Each day Dr. West's strength increased but his confusion did not. He
was anxious to find out about the U.S. outside. Leaning over his bed,
his muscular "teacher" persisted in talking about China. "They already
have over a billion Esks." The cleancut man's jaw hardened as if in
suppressed anger as he evaded questions about the U.S. and lectured on
and on about China.

 

 

Dr. West remembered, while he was on trial the Chinese had recruited nearly
half the population from the Boothia Peninsula, approximately 4000 Esks.
Now he wondered what had happened to the remaining 4000 Canadian Esks.
Sixteen years had passed.

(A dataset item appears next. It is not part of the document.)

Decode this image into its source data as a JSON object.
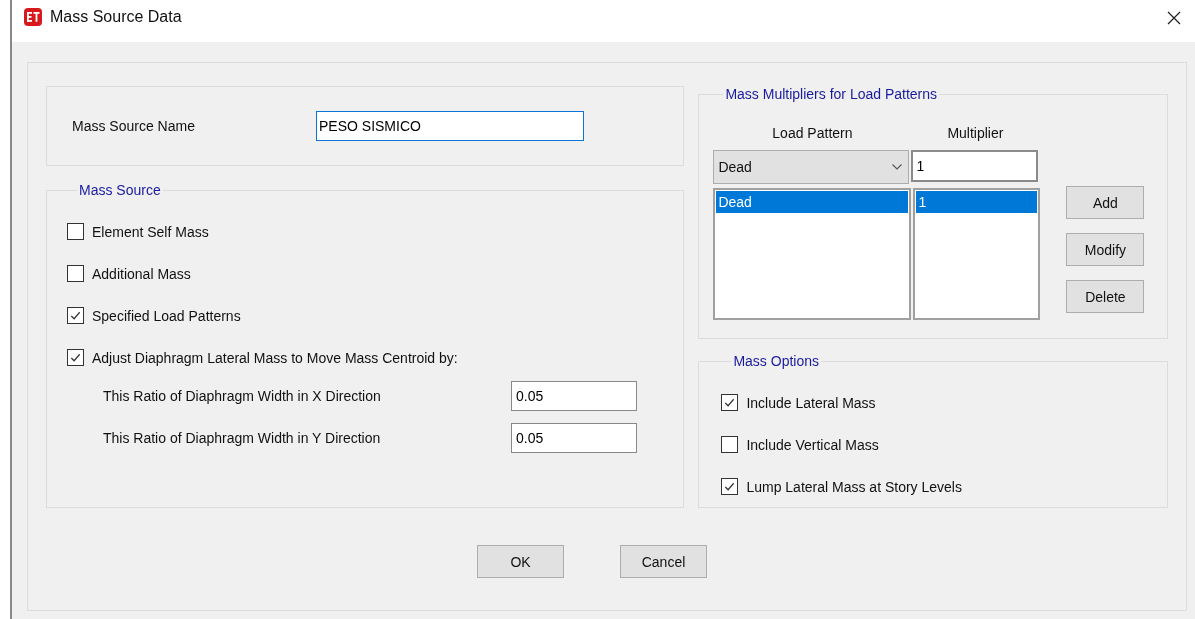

Marthalik? he thought and asked: "Do Esks grow old?"

 

 

"They look about the same as they always did." His muscular teacher
shrugged and smiled grimly. "Western hemisphere's relatively unchanged,"
he repeated. "A.O.K. here. But in China there is a solution to the
agricultural problem. Tomorrow you'll be interested in looking at our
latest satelphotos of Szechwan Province."

 

 

"Why? Why the hell should I be interested in China now? I want to know
what's happening in the United States!"

 

 

When Dr. West was disconnected from his pumps and pacemaker, and
wheelchaired to the office of Dr. George Bruning, who was no medical
doctor, the bland- faced Deputy Director of the CIA leaned forward over
his desk. "You have us to thank for being alive. Years ago, under another
presidential administration, one of our Canadian agents somehow acquired
from a female informant the filing number of your cryodrawer in -- was
it the New Ottawa Reformation Center? But that administration didn't
consider you of national importance, not enough to justify, shall we say,
violation of Canadian sovereignty in order to remove you. In those days,
Washington simply considered you an unusually unpopular mass murderer."